木の呼び方は地方によって違いがあることは、今までにも書いてきましたが、中でもトネリコ・タモ・シオジは名前が非常に混乱している典型的な例のようです。しかし、これらが英語では『アッシュ(ash)』として、とりまとめられているようです。なぜ日本では一つにまとめられないかというと、日本は地形が入り組み、地層も変化に富み、季節の変化があり、年間を通して高温多雨である。これは、樹木が育ち進化するのに最適の環境のようで、それゆえに地域により少しずつ違いのある樹木に変化しているようです。例えば杉にしても、太平洋側の表杉と日本海側の裏杉とはかなり違い、また屋久島の屋久杉も両者の中間的なところがあるというように、今回のテーマのタモ・トネリコ・シオジもモクセイ科トネリコ属に属しますが、大別してシオジ類とトネリコ類とに分けられています。
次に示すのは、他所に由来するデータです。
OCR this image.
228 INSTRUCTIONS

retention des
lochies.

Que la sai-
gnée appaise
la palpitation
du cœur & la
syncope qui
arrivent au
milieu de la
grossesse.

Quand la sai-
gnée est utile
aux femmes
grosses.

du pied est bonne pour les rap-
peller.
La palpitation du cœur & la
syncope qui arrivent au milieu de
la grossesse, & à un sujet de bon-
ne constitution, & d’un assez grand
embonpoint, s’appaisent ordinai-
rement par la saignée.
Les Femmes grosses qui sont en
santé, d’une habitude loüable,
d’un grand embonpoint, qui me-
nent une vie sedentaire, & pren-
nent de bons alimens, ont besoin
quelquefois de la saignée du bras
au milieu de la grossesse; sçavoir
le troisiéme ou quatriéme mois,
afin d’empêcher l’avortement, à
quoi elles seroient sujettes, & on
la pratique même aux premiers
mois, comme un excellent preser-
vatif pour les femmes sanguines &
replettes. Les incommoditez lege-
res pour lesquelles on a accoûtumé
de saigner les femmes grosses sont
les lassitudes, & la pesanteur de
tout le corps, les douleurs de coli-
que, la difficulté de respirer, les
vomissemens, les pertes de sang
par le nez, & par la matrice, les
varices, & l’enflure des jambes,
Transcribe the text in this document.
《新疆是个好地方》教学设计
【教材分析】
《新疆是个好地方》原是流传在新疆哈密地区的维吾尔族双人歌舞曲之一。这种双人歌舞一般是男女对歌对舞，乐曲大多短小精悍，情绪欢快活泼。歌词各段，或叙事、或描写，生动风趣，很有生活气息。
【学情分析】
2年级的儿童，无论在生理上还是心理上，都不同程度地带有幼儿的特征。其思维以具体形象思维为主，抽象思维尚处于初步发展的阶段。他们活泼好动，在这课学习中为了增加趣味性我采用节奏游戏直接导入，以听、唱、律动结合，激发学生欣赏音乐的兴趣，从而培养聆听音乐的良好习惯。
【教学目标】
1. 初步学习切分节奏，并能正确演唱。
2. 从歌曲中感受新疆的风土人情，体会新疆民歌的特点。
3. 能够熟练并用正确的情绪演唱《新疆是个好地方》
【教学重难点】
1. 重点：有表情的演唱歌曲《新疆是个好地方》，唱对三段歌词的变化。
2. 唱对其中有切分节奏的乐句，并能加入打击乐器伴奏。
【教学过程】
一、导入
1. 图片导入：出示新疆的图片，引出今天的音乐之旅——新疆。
シオジ類は一般にかなり大木になり、日本ではシオジやヤチダモがこの部類に入り、セイヨウトネリコもこのシオジ類で大木に育ちます。一方、トネリコ類は、トネリコやヤマトアオダモ、アオダモなどで、こちらは高さが10mぐらいで直径も50pを超えることのない、いわゆる小高木です。しかし、木材になった時はどれも性質が似ているようです。日本での用材としての話の前にヨーロッパやアメリカでの使われ方を取り上げてみます。ヨーロッパのセイヨウトネリコはシオジ類で、かなりの大木に育ち、ブナや栗ぐらいの強度があり、また曲げにも強いし、木目も通っている。建築の内装材、船の内装にも使われていますが、最も有名なのはスポーツ用具で、野球のバット、ホッケーやポロのスティック、ボートのオールなどです。家具としても『アール・ヌーボー』の作品のなかでもアッシュでできた椅子が何点かあるようです。北アメリカでは『ホワイト・アッシュ』と呼ばれ、曲げ木の椅子等に利用されています。日本では、シオジ類のヤチダモは相当の大木になり、高さ25m、直径1mにもなり、本州中部から北海道にかけて自生していて、もっとも蓄積量が多い樹種です。昔は欅や栗、桑の代用品という位置にありましたが、外国産のアッシュがもてはやされていたので、日本でも徐々に用途がひろがりました。今ではヨーロッパやアメリカと同じように、建築の内装材、建具、家具、船の内装、いろいろな器具の部材、そして楽器や運道具の材など利用価値は広がっています。野球観戦をする際などぜひバットに注目してみてください。